Node-RED Integration
| Server | Stars | Language | License | Tools |
|---|---|---|---|---|
| TobiasLante/node-red-contrib-mcp | 10-20 | JavaScript | — | Node-RED nodes |
| karavaev-evgeniy/node-red-mcp-server | <10 | JavaScript | — | ~10 |
Two approaches to Node-RED MCP integration: node-red-contrib-mcp adds MCP nodes to Node-RED’s visual flow editor for manufacturing and IoT automation, while node-red-mcp-server lets AI agents manage Node-RED flows, nodes, and settings.
Sensor Monitoring
| Server | Stars | Language | License | Tools |
|---|---|---|---|---|
| diegobit/aranet4-mcp-server | <10 | Python | — | ~5 |
MCP server for the Aranet4 CO2 sensor. Scans for devices, fetches data, stores in local SQLite, and provides historical querying with visualization. A niche but well-implemented example of purpose-built sensor MCP integration.
Curated Resources
beriberikix/awesome-mcp-hardware — A curated awesome-list specifically for MCP servers interacting with hardware and the physical world. Good reference for discovering new IoT/embedded MCP servers as they emerge.
What’s missing
The gap list is shorter than in March, but significant holes remain:
- No official Arduino IDE integration — the most popular embedded development platform has no MCP server for project management, board configuration, or compilation (though ESP-IDF 6.0’s built-in MCP server partially addresses this for Espressif chips)

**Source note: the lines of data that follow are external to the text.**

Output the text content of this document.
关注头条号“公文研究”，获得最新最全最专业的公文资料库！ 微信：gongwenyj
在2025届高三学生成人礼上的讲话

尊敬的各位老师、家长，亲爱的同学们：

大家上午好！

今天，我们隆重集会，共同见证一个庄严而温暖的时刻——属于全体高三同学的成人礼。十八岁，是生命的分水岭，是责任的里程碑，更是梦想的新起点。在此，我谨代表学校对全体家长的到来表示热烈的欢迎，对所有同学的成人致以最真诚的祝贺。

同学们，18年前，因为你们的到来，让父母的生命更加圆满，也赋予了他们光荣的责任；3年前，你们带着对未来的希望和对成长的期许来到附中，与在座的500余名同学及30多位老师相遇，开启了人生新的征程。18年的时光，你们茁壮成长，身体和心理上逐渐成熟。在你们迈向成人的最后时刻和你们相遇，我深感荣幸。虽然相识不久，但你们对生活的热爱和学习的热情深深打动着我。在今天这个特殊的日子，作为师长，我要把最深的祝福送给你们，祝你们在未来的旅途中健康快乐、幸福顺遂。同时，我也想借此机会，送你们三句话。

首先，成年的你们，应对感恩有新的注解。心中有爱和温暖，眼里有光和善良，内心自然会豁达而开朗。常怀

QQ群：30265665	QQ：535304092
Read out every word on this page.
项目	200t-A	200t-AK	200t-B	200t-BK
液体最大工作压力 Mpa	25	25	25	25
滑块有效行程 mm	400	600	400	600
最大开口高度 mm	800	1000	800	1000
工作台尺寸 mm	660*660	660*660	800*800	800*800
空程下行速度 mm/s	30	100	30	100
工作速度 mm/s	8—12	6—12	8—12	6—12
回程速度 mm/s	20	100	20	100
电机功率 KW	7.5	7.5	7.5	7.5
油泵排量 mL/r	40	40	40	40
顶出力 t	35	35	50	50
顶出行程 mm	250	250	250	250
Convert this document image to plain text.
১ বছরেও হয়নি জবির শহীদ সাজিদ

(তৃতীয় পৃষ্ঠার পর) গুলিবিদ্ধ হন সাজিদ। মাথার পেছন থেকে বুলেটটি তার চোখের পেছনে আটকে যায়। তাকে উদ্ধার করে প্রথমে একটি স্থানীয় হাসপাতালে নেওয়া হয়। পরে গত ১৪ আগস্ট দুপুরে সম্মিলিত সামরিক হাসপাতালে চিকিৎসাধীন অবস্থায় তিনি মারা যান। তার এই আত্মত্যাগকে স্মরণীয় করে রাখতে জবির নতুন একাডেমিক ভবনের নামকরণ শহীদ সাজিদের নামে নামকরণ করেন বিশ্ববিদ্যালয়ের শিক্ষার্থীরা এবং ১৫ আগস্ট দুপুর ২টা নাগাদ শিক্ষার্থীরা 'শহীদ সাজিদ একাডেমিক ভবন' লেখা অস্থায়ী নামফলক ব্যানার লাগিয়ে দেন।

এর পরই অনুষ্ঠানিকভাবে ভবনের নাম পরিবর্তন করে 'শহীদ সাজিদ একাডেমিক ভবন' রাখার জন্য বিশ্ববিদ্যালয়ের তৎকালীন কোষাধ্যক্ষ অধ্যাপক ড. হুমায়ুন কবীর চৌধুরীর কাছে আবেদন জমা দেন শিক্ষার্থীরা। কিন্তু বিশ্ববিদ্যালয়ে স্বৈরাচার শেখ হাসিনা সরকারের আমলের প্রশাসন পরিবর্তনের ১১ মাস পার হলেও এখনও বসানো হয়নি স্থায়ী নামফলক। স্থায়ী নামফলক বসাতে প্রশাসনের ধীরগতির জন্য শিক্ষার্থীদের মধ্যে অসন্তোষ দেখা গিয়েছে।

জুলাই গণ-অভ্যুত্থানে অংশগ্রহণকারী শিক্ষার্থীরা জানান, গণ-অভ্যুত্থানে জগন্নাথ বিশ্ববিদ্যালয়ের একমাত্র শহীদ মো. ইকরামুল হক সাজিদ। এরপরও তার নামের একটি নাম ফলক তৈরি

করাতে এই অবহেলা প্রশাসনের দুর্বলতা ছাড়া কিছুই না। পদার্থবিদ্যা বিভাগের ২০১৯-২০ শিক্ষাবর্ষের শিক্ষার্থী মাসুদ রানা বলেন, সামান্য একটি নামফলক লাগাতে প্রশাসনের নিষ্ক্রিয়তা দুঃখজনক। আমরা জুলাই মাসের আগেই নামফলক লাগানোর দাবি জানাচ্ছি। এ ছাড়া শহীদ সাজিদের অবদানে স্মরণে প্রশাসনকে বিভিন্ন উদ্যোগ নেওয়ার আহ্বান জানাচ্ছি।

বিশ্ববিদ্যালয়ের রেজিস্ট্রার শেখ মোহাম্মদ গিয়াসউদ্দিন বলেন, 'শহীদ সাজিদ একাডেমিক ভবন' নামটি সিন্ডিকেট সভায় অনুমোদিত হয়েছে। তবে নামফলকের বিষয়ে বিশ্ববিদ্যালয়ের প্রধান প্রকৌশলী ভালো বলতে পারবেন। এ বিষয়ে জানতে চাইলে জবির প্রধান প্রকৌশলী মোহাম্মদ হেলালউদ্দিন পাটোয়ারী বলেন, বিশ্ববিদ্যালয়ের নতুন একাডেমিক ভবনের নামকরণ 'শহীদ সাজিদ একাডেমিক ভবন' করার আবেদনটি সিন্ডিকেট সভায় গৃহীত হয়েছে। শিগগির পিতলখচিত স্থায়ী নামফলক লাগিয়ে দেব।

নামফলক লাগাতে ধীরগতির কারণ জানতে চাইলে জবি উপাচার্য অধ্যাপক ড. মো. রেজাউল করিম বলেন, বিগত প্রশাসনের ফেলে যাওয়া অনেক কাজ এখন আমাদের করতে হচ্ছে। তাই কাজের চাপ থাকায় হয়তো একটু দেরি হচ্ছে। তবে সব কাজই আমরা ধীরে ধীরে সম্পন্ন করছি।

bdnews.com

- No major Zigbee/Z-Wave hub vendors — Samsung SmartThings, Hubitat, and Aeotec have no official MCP servers
- No PLC vendor servers — Siemens, Allen-Bradley (Rockwell), Mitsubishi, and ABB have no official MCP offerings (only community bridges)
- No Matter/Thread protocol servers — the new smart home standard has no dedicated MCP support (accessible indirectly through Home Assistant)
- No LoRaWAN servers — the dominant LPWAN technology for IoT remains absent from the MCP ecosystem
- No edge AI servers — no MCP integration for TensorFlow Lite, ONNX Runtime, or other edge inference frameworks (ESP-Claw’s on-device inference is closest)
- Limited sensor aggregation — individual sensor servers exist but no unified multi-sensor hub
The bottom line
Rating: 4.0/5 — The IoT/embedded MCP ecosystem has grown significantly since our March review. Ten or more vendors now provide official servers, up from seven — with Espressif’s four-pronged MCP commitment being the biggest single vendor story in the entire IoT category. Robotics leads in adoption with 1,200 stars on the top server. Smart home has the most options, with ha-mcp doubling to 2,500 stars. The embedded chatbot space exploded with xiaozhi-esp32 at 24K stars. 3D printing tripled in adoption.
The real story is that AI-hardware interaction through MCP has moved from “interesting experiment” to “vendor-supported infrastructure.” Espressif shipping MCP in ESP-IDF 6.0 means every new ESP32 project has MCP available out of the box. ESP-Claw running as both MCP server and client on-device — with on-chip memory and offline Lua execution — shows where this is heading: AI agents that live on the hardware itself. The 55+ servers now span consumer smart homes, industrial factories, 3D printers, drones, robots, and embedded chatbots. The remaining gaps are in vendor adoption (where are Siemens, Arduino, and SmartThings officially?), emerging standards (Matter, LoRaWAN), and edge AI inference.